Quizá por eso el filme resulta tan funcional a cierta lógica de los festivales internacionales, siempre fascinados por relatos que convierten las fracturas sociales de América Latina en objetos culturales fácilmente exportables. Franco conoce perfectamente ese circuito y sabe cómo operar dentro de él. El problema es que la distancia que mantiene respecto a aquello que representa termina pareciéndose demasiado a la distancia que mantiene respecto a las personas que lo habitan.

Hablar de un conflicto urgente no exime a una película de banalizarlo. La importancia de un tema no garantiza la profundidad de una mirada.

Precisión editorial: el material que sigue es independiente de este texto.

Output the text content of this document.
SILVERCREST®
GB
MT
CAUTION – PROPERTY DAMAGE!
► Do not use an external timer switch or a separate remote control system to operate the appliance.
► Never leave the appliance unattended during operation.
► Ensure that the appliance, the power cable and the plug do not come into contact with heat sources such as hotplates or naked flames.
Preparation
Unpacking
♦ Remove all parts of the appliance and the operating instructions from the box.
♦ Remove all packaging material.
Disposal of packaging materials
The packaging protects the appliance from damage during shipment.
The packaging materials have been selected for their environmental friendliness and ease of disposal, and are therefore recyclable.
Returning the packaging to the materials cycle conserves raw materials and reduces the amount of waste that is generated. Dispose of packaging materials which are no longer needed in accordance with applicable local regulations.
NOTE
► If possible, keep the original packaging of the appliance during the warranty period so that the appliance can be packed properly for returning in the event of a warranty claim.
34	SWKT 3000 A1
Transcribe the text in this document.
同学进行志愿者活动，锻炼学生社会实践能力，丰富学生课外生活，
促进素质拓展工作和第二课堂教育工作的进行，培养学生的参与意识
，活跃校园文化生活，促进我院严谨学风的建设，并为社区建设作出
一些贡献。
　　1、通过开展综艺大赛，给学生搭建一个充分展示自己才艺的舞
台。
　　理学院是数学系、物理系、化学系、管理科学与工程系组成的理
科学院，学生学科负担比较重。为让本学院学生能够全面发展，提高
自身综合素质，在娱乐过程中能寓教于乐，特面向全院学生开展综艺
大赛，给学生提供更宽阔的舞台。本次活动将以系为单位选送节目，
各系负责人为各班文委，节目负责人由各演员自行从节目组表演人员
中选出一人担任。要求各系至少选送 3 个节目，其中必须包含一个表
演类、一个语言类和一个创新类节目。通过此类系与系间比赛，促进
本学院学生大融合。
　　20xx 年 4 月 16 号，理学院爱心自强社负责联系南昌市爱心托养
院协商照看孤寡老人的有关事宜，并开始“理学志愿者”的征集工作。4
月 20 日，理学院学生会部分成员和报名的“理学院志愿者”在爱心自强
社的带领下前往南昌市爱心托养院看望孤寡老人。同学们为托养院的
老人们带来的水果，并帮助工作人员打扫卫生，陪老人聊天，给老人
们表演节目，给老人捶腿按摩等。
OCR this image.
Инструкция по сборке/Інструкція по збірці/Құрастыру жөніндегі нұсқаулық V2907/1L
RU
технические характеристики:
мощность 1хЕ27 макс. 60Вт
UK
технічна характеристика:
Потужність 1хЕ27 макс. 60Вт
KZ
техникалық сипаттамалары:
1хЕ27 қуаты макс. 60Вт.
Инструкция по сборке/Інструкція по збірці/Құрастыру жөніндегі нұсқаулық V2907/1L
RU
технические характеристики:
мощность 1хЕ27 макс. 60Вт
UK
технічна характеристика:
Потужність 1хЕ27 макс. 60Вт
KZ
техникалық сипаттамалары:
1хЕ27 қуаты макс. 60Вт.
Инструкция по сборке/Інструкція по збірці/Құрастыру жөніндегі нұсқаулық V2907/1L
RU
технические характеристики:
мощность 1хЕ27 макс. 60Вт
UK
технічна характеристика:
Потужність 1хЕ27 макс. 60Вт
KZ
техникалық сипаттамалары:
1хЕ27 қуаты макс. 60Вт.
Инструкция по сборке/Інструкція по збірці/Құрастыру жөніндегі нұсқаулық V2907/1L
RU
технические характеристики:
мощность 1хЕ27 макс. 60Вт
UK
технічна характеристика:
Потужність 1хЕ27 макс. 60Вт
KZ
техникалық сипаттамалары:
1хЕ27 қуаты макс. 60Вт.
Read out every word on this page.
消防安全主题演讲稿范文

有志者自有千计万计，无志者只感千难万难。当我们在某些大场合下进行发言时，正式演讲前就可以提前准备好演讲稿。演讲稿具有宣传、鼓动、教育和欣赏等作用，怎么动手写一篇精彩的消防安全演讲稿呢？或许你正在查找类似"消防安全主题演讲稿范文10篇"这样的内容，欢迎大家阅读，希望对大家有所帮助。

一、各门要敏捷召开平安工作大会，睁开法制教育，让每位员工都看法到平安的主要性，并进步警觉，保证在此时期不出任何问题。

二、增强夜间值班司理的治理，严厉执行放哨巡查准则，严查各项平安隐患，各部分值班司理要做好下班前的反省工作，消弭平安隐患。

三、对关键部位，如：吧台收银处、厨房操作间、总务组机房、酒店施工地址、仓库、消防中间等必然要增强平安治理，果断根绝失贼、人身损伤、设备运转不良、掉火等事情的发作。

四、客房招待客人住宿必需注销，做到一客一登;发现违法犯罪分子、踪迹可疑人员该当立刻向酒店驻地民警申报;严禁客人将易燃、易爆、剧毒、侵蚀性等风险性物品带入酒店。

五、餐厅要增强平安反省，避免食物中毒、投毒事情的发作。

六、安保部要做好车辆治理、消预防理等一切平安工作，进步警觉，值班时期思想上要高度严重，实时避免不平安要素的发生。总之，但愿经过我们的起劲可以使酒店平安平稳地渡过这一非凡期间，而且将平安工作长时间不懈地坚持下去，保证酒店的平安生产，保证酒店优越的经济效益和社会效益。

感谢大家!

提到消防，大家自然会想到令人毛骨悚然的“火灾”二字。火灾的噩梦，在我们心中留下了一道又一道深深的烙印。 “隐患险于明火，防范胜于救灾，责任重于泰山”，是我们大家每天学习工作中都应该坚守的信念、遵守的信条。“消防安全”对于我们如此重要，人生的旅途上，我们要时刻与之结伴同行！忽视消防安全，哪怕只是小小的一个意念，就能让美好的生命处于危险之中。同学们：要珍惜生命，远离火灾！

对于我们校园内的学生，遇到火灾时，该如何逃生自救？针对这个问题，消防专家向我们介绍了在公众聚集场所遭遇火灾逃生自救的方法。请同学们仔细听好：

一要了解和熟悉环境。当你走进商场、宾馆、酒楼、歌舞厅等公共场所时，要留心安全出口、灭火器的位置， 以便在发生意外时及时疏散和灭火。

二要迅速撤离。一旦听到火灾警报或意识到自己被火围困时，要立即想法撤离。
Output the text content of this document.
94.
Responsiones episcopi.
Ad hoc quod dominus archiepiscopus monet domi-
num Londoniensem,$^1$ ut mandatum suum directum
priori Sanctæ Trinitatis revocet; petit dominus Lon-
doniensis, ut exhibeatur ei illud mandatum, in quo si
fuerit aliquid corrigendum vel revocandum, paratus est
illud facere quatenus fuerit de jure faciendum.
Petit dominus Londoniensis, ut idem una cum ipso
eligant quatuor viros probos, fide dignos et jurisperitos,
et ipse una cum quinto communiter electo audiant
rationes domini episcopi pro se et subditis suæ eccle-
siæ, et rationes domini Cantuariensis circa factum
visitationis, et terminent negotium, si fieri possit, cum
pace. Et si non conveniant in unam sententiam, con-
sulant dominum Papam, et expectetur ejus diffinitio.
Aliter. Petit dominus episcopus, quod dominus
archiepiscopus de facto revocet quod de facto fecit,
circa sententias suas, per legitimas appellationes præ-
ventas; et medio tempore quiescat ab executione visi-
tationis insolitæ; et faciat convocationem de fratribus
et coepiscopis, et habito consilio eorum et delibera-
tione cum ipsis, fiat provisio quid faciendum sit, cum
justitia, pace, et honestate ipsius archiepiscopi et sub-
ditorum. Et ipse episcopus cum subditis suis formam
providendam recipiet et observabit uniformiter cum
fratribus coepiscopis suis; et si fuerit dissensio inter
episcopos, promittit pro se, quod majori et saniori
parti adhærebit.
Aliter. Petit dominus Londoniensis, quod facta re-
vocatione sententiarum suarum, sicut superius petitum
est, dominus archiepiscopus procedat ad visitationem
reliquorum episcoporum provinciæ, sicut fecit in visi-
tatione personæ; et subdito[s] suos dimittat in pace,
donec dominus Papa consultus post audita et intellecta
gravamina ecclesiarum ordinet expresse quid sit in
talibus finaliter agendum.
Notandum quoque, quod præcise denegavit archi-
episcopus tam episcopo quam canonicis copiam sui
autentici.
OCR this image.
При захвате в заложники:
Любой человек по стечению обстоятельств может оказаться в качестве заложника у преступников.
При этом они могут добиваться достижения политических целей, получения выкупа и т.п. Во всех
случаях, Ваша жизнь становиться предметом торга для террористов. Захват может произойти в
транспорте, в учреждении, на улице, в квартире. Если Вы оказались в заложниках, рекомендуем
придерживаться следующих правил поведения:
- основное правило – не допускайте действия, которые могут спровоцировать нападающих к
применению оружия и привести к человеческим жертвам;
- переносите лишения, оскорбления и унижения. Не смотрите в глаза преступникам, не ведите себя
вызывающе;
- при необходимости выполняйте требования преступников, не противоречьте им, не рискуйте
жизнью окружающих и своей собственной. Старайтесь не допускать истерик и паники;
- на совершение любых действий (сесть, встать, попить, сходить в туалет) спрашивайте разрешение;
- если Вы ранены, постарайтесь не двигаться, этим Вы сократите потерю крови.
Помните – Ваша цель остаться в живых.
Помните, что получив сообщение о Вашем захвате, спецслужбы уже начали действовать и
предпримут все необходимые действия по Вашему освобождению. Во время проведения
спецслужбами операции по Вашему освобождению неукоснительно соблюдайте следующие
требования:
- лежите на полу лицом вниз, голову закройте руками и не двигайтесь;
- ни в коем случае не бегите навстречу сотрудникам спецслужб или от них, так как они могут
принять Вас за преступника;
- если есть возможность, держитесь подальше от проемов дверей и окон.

En el universo de Michel Franco, el mundo aparece como un lugar brutal habitado por individuos egoístas y despiadados. Pero esa aparente democratización de la crueldad oculta algo más problemático: la caricaturización recurrente de las clases populares, la ausencia de las estructuras que producen esa violencia y la tendencia a presentar los conflictos como si todos ejercieran y padecieran la misma violencia por igual. El resultado es una mirada donde las responsabilidades históricas terminan diluyéndose en una tragedia moral abstracta.

Por eso el plano final de Dreams no se siente como una tragedia. Se siente como una forma de consuelo. Un gesto que transforma a los beneficiarios del sistema en sus víctimas más conmovedoras. Un llanto silencioso que, lejos de cuestionar el orden existente, parece pedir comprensión para quienes más se benefician de él.